Fed Rate Cuts vs. Mortgage Rates
In late 2024, the Federal Reserve cut its benchmark interest rate three times, reducing it from 5.25%-5.50% to 4.25%-4.50%. These moves aimed to combat slowing inflation and a softening labor market, sparking opportunities for borrowers and influencing the housing market. However, the actual impact on mortgage rates was less straightforward.
The largest cut, a 0.50% reduction in September, briefly lowered mortgage rates from nearly 8% to 6.2%, prompting a wave of refinancing and buyer interest. Yet by November, despite another 0.25% cut, mortgage rates rebounded to 6.72% due to volatile bond markets and persistent demand. December’s final 0.25% cut had minimal additional impact, leaving 30-year fixed mortgage rates hovering around 7% by year-end.
Why didn’t mortgage rates fall further? The answer lies in how they’re determined. While Fed rate cuts directly affect short-term loans like credit cards and adjustable-rate mortgages, fixed mortgage rates are driven by the bond market, specifically the 10-year Treasury yield. When investors expect economic uncertainty, bond yields—and mortgage rates—drop. However, strong housing demand or inflation fears can keep rates elevated despite Fed actions.

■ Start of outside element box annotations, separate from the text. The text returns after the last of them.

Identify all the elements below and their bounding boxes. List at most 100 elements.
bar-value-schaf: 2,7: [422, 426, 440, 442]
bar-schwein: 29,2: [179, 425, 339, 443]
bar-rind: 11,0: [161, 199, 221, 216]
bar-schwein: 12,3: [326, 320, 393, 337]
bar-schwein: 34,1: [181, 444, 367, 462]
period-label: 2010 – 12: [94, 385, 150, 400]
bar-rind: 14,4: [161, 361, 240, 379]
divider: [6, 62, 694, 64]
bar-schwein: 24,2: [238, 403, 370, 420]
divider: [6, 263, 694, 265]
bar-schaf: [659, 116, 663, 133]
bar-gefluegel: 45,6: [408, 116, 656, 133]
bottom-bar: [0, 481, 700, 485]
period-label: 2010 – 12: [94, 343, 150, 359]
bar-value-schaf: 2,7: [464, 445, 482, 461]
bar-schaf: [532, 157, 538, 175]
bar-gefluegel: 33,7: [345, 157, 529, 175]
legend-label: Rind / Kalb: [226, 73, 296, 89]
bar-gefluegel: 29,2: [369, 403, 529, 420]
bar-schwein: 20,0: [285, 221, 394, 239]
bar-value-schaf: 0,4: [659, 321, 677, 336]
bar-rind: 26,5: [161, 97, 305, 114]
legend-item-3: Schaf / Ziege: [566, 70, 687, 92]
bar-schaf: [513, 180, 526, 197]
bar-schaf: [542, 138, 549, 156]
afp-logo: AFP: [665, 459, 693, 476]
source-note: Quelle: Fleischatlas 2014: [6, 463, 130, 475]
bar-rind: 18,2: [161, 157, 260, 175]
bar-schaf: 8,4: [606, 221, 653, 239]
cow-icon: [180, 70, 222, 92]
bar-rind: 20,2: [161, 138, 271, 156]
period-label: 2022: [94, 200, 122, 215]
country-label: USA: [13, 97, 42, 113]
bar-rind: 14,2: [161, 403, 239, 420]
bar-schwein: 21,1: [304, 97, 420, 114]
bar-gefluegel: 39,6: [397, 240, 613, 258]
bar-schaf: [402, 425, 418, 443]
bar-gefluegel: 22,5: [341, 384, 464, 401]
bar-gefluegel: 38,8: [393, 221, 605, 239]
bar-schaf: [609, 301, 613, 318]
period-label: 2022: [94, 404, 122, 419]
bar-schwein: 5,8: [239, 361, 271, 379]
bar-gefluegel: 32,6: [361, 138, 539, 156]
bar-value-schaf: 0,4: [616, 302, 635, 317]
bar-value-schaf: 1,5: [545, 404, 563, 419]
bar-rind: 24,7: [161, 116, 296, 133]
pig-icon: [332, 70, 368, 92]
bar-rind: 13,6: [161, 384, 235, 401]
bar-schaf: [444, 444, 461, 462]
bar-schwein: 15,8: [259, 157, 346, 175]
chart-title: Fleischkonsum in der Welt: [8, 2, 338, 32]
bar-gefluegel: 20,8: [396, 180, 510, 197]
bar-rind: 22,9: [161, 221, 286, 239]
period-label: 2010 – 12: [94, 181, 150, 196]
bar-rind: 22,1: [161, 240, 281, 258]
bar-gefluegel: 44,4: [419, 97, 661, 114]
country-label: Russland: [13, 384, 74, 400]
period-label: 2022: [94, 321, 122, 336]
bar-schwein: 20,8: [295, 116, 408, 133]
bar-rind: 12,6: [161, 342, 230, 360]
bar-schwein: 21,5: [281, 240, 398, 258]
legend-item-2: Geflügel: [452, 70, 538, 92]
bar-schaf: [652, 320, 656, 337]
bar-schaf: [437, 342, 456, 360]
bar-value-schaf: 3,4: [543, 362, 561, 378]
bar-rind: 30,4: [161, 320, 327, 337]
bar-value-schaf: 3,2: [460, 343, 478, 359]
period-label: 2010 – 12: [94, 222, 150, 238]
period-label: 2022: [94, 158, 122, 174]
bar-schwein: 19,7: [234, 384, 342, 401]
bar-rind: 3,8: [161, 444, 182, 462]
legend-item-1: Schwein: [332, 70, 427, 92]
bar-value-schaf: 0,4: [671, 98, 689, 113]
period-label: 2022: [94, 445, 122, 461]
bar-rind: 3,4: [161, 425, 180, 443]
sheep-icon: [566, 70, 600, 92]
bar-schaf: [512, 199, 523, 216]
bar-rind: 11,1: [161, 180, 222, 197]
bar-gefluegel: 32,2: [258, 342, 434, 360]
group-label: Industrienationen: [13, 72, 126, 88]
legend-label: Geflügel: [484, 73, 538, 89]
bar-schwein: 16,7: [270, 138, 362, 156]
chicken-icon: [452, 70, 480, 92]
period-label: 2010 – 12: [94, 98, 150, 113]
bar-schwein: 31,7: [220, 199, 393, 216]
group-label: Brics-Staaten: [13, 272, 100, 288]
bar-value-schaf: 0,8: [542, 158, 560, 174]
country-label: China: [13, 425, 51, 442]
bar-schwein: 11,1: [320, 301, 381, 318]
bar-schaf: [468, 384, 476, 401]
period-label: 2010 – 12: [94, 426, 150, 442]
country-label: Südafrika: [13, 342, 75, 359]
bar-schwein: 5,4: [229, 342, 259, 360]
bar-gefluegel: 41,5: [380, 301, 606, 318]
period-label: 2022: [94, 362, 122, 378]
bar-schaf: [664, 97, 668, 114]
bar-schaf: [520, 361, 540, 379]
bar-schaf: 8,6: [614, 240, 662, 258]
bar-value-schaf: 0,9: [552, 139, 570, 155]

Even with over a 1% reduction in the federal funds rate in 2024, mortgage rates barely moved due to these broader forces. Understanding this distinction helps borrowers navigate the market, showing that Fed rate cuts are only part of the equation in determining mortgage affordability.
NAR Real Estate Forecast Summit: The Year Ahead
On December 12, NAR (National Association of REALTORS®) held a virtual economic and real estate summit that provided a year-end review of 2024 and outlook on the real estate market and the economy for 2025.
NAR Chief Economist Dr. Lawrence Yun and a panel of experts provided valuable insights into the market’s trajectory for 2025, emphasizing both challenges and opportunities. Mortgage rates are expected to hover around 6.5%, with slight decreases potentially bringing them below this level by the end of the year. The Federal Reserve is anticipated to implement rate cuts next year, fostering optimism for a gradual improvement in affordability.
Mortgage origination volumes are projected to grow by 20% in 2025, rebounding from historically low levels. Home sales are also expected to rise, with a 5% increase in existing home sales and a 10% jump in new home sales. National home prices may see modest growth of 1.5%, down from 4% this year, while multifamily rent growth is expected to remain flat.
Affordability remains a key issue, particularly for first-time buyers. Builders and sellers are leveraging incentives, like rate buy-downs, to attract buyers. Inventory shortages persist, especially for entry-level homes, but regions like Florida and Austin are seeing improvement due to favorable policies. Regulatory reforms, such as easing zoning for medium-density housing, are seen as critical to addressing supply challenges in markets like Virginia and California.
Experts remain cautiously optimistic for 2025, citing inventory growth, job market stability, and policy-driven changes as positive indicators. However, concerns about affordability, seasonal disruptions, and structural supply-demand imbalances underscore the need for strategic actions across the industry.
While the real estate market faces headwinds, 2025 is shaping up to be a year of recovery and growth, particularly in home sales and mortgage activity.